If Lewis is right, then the debate about the LNC looks like an instance of epistemic peer disagreement—a disagreement that doesn’t trace back to any asymmetry in the disputants’ access to relevant evidence, or to any asymmetry in their ability to properly evaluate that evidence. Unfortunately, when we try to plug his position into any of the standard views about peer disagreement, the results are extremely counter-intuitive. Happily, I conclude that Lewis is wrong. Despite the apparent difficulties, it is entirely possible to provide rational arguments for basic logical principles.

Philosophy Seminar Series.
Date: Thursday, 27 Mar 2014
Time: 2 pm – 4 pm
Venue: Philosophy Resource Room (AS3 #05-23)
Speaker: Ben Burgis, Underwood International College
Moderator: Dr. Ben Blumson

About the Speaker:

croppedBen Burgis is a post-doc at Underwood International College in South Korea. His research interests involve philosophy of logic, philosophy of language, the Liar Paradox, and the question of why “nay” means “no” in English and “yes” in Korean

“Justification and Reconstructive Memory” by Mary Salvaggio (13 Mar)
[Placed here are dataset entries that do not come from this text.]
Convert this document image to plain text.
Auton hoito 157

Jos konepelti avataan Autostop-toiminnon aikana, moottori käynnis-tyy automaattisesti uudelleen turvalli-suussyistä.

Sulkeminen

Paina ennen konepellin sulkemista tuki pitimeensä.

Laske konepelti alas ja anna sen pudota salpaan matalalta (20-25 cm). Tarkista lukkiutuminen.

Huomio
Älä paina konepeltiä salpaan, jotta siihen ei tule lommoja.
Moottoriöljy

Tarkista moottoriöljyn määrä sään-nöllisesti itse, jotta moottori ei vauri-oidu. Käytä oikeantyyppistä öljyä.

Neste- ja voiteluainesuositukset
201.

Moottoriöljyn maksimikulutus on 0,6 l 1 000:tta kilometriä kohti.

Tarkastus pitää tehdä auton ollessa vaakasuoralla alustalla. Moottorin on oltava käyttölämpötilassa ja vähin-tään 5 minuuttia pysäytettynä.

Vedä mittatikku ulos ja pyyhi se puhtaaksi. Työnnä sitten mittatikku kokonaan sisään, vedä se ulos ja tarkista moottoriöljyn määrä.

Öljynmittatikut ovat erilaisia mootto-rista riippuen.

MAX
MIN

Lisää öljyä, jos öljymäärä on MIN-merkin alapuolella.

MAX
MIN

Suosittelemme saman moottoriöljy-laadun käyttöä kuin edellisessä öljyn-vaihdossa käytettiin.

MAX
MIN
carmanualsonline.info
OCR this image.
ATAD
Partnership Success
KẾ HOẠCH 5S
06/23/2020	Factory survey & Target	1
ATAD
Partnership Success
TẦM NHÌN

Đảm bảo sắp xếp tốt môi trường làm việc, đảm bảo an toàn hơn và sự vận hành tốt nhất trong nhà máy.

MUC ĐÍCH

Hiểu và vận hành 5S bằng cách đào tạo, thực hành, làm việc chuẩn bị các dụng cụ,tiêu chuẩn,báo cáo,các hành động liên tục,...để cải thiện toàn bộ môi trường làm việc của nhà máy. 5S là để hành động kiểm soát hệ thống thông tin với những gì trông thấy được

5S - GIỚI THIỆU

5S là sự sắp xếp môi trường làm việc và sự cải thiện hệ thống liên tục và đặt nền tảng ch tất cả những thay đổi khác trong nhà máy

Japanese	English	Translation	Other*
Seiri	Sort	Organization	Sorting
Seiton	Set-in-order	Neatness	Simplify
Our memories are not simple recordings of past experiences; they can be affected by our current context as well as background beliefs and other memories. Almost all of the things we remember are not explicitly stored, but are instead constructed or reconstructed when we attempt to recall them. This poses a problem for one of the dominant views of the justification of memory beliefs, preservationism. Preservationism is the view that memory cannot generate justification, but only preserve any original justification a belief had when it was first formed.
Since reconstructive memory is an inferential process, the beliefs it produces are justified in the same way that other inferential beliefs are justified. I will argue that we can retain a preservationist account of reproductive memory as long as we supplement it with an inferential account of reconstructive memory. I will provide just such an integrated account based on a process reliabilist framework. Finally, I will consider alternative views and respond to several objections.

Philosophy Seminar Series.
Date: Thursday, 13 Mar 2014
Time: 2 pm – 4 pm
Venue: Philosophy Resource Room (AS3 #05-23)
Speaker: Mary Salvaggio, Rutgers University
Moderator: Dr. Ben Blumson

About the Speaker:

maryMary is a doctoral candidate in Philosophy at Rutgers University. Her dissertation work is focused on updating epistemological views of memory in light of the contemporary psychological understanding of human memory as an active, reconstructive process.